The Egyptian ruler concluded that he must release the tens of thousands of Jewish slaves living in Alexandria before requesting a translated copy of the Jews’ holiest book. By royal fiat, he ordered all Jewish slaves released; he would cover the costs of that noble gesture with funds taken from the royal treasury.
Upon their release, Ptolemy II invited 72 elders from Judah to Alexandria to participate in this monumental event. Megillah 9a describes what occurred next.
[He] placed them in seventy-two separate rooms, without telling them why he had brought them together. He went in to each one of them and said to him, “Translate for me the Torah of Moshe your master.” G-d then inspired each one of them, and they all [independently] wrote for him…
The Talmud relates that Hashem miraculously helped all 72 Sages to translate the Torah in the exact same way, so as to avoid misinterpretations and incorrect theological conclusions. Occasionally, the Sages were forced to deviate from the literal meaning of the text. Three examples are:
Bereishis bara Elokim (Bereishis 1:1) — “G-d created in the beginning,” instead of “In the beginning, G-d created.” The purpose of this change was to prevent the idea of two Powers (“Bereishis” and “G-d”) being read into the text.
Naaseh adam (Ibid. 26) — “I shall make man in My image and likeness,” instead of “Let us make,” for the same reason.
Havah neirdah v’navlah sham sefasam (Ibid. 11:7) — “Come let Me descend and confuse their tongues” — “Me” instead of “Us.”
The Talmud lists other examples of such changes.
Ptolemy II was thrilled to add the Septuagint to his already impressive library. Alexandrian Jewry was also elated upon its completion. They viewed it as a communal treasure, particularly in light of their increased proficiency in Greek over Hebrew. Similar to translations of Torah into English today, the Septuagint allowed those who were unversed in the language of their forebears to gain at least some access to the holy words. They also viewed with pride the synthesis of their Torah with the Greek language and culture. The community marked the day of its completion, 8 Teves, 246 BCE, as one of prayer and celebration.
The Jewish community living in Israel, however, responded in a markedly different manner: They viewed the writing of the Septuagint as a tragedy. They compared it to the fashioning of the Golden Calf, stating that “just as the Golden Calf had no substance, yet people worshipped it, so the Greek translation does not hold the true substance of Torah, yet the gentiles believe they know the entire Torah through it” (Megillas Taanis). As accurate a translation as it was, it was still unable to replicate the radiance of the Torah. The true, multi-faceted depth of the Torah, which shines through its Hebrew language, was restricted and lost in this translation.
The Sages also foresaw its misuse at the hands of others, who would use it to preach to Greek-speaking gentiles and convert them to Christianity.
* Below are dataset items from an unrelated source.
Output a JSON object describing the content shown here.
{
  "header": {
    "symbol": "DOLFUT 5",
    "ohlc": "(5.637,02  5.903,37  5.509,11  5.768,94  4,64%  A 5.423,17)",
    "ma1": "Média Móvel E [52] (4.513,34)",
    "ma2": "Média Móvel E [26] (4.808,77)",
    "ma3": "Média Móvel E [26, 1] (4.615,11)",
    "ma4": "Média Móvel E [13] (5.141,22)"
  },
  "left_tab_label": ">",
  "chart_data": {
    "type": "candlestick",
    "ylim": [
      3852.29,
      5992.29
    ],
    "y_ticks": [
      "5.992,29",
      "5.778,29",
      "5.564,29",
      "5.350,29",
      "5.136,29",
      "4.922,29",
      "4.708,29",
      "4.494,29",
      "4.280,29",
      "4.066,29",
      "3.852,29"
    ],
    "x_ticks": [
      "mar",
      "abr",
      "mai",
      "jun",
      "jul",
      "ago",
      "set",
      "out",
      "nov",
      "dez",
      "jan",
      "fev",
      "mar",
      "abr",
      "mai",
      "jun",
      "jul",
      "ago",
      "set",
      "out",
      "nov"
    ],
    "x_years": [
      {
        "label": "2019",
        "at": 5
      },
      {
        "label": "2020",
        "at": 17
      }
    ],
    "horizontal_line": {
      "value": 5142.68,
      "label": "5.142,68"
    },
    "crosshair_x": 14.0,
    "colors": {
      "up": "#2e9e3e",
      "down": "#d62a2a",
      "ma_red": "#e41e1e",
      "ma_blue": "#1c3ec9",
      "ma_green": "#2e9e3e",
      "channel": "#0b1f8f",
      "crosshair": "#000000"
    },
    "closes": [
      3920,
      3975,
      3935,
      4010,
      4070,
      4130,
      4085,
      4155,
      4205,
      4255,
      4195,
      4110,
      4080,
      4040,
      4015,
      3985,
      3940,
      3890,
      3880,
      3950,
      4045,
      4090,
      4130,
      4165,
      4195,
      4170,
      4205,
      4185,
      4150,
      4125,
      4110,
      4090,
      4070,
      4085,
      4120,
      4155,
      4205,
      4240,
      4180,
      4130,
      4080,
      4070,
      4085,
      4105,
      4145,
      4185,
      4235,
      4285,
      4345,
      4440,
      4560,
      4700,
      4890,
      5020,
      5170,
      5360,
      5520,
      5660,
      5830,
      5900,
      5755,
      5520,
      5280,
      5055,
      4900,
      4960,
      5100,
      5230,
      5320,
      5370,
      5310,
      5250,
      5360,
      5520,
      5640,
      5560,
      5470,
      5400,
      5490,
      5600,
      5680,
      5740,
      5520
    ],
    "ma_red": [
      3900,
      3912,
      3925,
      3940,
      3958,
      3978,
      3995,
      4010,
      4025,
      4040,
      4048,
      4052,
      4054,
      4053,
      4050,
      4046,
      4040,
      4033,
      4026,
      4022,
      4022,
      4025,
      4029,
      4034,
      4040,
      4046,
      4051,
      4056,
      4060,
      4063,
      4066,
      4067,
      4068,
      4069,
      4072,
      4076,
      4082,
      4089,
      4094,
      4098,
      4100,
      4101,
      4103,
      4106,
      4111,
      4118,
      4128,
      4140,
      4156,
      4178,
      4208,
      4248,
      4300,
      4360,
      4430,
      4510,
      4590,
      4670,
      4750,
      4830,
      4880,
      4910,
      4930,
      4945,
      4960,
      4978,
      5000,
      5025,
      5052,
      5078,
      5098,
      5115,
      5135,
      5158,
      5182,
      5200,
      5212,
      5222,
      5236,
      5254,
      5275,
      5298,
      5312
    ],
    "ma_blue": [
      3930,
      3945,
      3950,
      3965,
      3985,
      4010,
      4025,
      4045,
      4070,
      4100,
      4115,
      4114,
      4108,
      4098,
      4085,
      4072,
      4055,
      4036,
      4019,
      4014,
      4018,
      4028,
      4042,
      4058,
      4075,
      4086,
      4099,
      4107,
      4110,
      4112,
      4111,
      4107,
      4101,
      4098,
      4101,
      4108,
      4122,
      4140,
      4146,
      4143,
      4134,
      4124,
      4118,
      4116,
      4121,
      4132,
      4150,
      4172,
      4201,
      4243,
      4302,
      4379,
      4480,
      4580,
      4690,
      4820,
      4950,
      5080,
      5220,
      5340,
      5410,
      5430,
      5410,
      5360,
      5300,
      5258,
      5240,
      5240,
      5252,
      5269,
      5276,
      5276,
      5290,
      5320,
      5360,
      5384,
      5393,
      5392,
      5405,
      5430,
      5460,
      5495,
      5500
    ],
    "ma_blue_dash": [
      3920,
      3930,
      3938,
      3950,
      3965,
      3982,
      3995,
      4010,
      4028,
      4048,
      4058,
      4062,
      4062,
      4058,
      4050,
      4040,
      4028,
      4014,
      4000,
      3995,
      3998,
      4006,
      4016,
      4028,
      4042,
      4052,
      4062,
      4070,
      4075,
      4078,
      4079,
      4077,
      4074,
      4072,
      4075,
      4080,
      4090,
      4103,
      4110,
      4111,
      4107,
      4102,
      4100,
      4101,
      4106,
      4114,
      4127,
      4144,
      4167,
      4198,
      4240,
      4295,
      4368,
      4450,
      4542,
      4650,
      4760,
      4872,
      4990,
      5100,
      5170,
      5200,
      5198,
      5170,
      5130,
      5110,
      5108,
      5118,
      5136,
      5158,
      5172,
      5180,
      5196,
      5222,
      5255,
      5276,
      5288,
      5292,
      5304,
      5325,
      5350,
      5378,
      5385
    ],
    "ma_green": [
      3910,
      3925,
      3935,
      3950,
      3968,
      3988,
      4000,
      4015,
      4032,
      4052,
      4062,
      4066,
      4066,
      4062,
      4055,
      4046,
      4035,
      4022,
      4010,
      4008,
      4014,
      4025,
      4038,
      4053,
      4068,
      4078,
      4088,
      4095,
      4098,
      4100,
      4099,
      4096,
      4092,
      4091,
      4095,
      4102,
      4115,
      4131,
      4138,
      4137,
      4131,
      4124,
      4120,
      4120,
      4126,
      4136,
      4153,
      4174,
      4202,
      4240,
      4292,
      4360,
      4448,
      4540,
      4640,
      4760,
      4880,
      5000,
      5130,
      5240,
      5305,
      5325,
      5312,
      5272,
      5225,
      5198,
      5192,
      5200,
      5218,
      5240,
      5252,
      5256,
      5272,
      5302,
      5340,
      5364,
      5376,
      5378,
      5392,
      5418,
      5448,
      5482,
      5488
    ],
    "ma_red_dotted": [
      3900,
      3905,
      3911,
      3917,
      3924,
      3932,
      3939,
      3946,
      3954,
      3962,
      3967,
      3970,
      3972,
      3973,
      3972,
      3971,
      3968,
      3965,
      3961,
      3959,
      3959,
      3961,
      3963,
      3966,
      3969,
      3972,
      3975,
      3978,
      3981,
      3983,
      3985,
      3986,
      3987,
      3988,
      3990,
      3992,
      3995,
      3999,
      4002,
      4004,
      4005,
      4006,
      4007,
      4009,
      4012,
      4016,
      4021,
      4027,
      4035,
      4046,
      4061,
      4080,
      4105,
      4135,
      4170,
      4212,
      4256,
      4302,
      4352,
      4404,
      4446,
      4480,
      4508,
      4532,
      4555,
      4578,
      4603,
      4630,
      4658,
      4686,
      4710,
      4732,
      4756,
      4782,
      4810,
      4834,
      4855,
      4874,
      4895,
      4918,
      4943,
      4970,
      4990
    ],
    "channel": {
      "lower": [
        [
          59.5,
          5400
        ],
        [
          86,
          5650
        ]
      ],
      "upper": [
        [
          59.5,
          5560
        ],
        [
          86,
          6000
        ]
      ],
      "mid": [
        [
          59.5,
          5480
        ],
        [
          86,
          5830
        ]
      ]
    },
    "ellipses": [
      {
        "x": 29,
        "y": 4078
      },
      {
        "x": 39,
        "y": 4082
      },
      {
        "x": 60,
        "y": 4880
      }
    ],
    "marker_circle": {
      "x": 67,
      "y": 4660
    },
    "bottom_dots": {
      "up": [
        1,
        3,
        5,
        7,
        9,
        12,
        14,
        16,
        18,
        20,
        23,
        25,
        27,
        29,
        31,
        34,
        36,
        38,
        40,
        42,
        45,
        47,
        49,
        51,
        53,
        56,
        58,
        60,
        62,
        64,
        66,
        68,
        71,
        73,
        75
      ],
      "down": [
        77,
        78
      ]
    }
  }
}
It would also open the door to countless later misinterpretations of the Torah, and centuries of religious persecution of the Jewish people. As such, 8 Teves was declared a day of darkness and fasting.
The Septuagint was a watershed moment in Jewish history. More than any other event, this translation would make the Hebrews’ religion into a world religion. It would introduce gentile nations to the teachings of Judaism, its ideals and values.
While there are some definite benefits to such exposure (see Rambam, Laws of Kings and Their Wars, 11:11–13), this exposure brought with it a heavy price tag. From this point forward, they would need to defend their religion and their Torah against those who would challenge its authenticity and accuracy.